To find out, the team used a software program to examine the surface proteins of activated and non-activated fibroblasts. They identified two potential targets: ADAM12 in liver tissue and GLI1 in the lungs, which were present on the activated cells but not the nonactivated ones. Immunofluorescent staining of mouse and human cells confirmed their findings.
Next, the scientists used lentiviral vectors to develop two separate vaccines that would direct cytotoxic CD8+ T cells to attack cells expressing ADAM12 and GLI1. The vaccine targeting ADAM12 reduced established liver fibrosis in mice and prevented fibrosis from forming. It also improved liver function in mice who already had the condition, as evidenced by protein markers associated with healthy liver tissue. Moreover, immunization against ADAM12 or GLI1 prevented fibrosis in the lungs of mice who received the vaccine prophylactically.

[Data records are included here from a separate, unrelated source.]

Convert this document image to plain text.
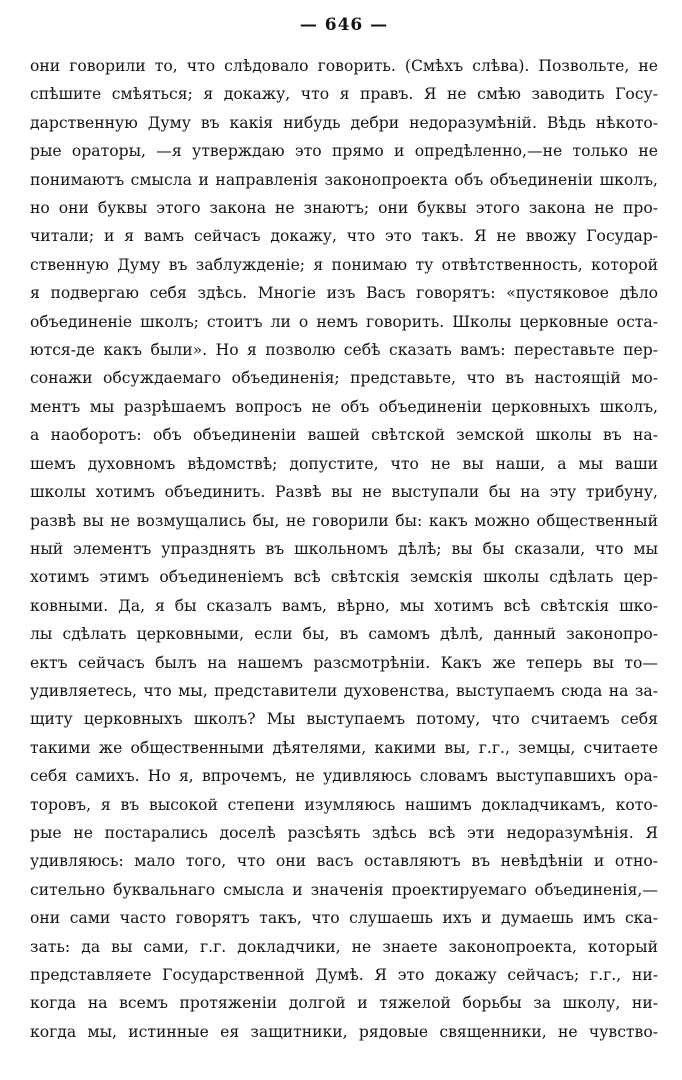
— 646 —
они говорили то, что слѣдовало говорить. (Смѣхъ слѣва). Позвольте, не
спѣшите смѣяться; я докажу, что я правъ. Я не смѣю заводить Госу-
дарственную Думу въ какія нибудь дебри недоразумѣній. Вѣдь нѣкото-
рые ораторы, —я утверждаю это прямо и опредѣленно,—не только не
понимаютъ смысла и направленія законопроекта объ объединеніи школъ,
но они буквы этого закона не знаютъ; они буквы этого закона не про-
читали; и я вамъ сейчасъ докажу, что это такъ. Я не ввожу Государ-
ственную Думу въ заблужденіе; я понимаю ту отвѣтственность, которой
я подвергаю себя здѣсь. Многіе изъ Васъ говорятъ: «пустяковое дѣло
объединеніе школъ; стоитъ ли о немъ говорить. Школы церковные оста-
ются-де какъ были». Но я позволю себѣ сказать вамъ: переставьте пер-
сонажи обсуждаемаго объединенія; представьте, что въ настоящій мо-
ментъ мы разрѣшаемъ вопросъ не объ объединеніи церковныхъ школъ,
а наоборотъ: объ объединеніи вашей свѣтской земской школы въ на-
шемъ духовномъ вѣдомствѣ; допустите, что не вы наши, а мы ваши
школы хотимъ объединить. Развѣ вы не выступали бы на эту трибуну,
развѣ вы не возмущались бы, не говорили бы: какъ можно общественный
ный элементъ упразднять въ школьномъ дѣлѣ; вы бы сказали, что мы
хотимъ этимъ объединеніемъ всѣ свѣтскія земскія школы сдѣлать цер-
ковными. Да, я бы сказалъ вамъ, вѣрно, мы хотимъ всѣ свѣтскія шко-
лы сдѣлать церковными, если бы, въ самомъ дѣлѣ, данный законопро-
ектъ сейчасъ былъ на нашемъ разсмотрѣніи. Какъ же теперь вы то—
удивляетесь, что мы, представители духовенства, выступаемъ сюда на за-
щиту церковныхъ школъ? Мы выступаемъ потому, что считаемъ себя
такими же общественными дѣятелями, какими вы, г.г., земцы, считаете
себя самихъ. Но я, впрочемъ, не удивляюсь словамъ выступавшихъ ора-
торовъ, я въ высокой степени изумляюсь нашимъ докладчикамъ, кото-
рые не постарались доселѣ разсѣять здѣсь всѣ эти недоразумѣнія. Я
удивляюсь: мало того, что они васъ оставляютъ въ невѣдѣніи и отно-
сительно буквальнаго смысла и значенія проектируемаго объединенія,—
они сами часто говорятъ такъ, что слушаешь ихъ и думаешь имъ ска-
зать: да вы сами, г.г. докладчики, не знаете законопроекта, который
представляете Государственной Думѣ. Я это докажу сейчасъ; г.г., ни-
когда на всемъ протяженіи долгой и тяжелой борьбы за школу, ни-
когда мы, истинные ея защитники, рядовые священники, не чувство-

To ensure that the immunotherapies didn’t damage healthy tissue, the scientists conducted a series of studies on vaccinated mice to check the integrity of the skin, heart, muscle and other organs, along with blood tests to look for markers of damage. In all cases, the tissue remained healthy. The same was true for wound healing, which was studied in mice with skin and tendon injuries.
“This suggests that our immunization approach to target fibrogenic cells does not have severe adverse effects with regard to the homeostasis and microarchitecture of major organs or physiological healing responses,” the scientists wrote.
Whether the results will hold up in humans remains to be seen. As the researchers note in the paper, ADAM12 is expressed in the male reproductive organs and female placenta during pregnancy, presenting the potential for serious complications in the minority of fibrosis patients who are in their reproductive years. It’s also not clear how durable the immunotherapies will be; previous cancer studies have shown that multiple therapeutic vaccines are required to sustain T-cell reactivity.
For now, the researchers remain hopeful their work will translate to the clinic. They are in the process of studying suitable vaccination targets in humans, Stockmann told Fierce in an email.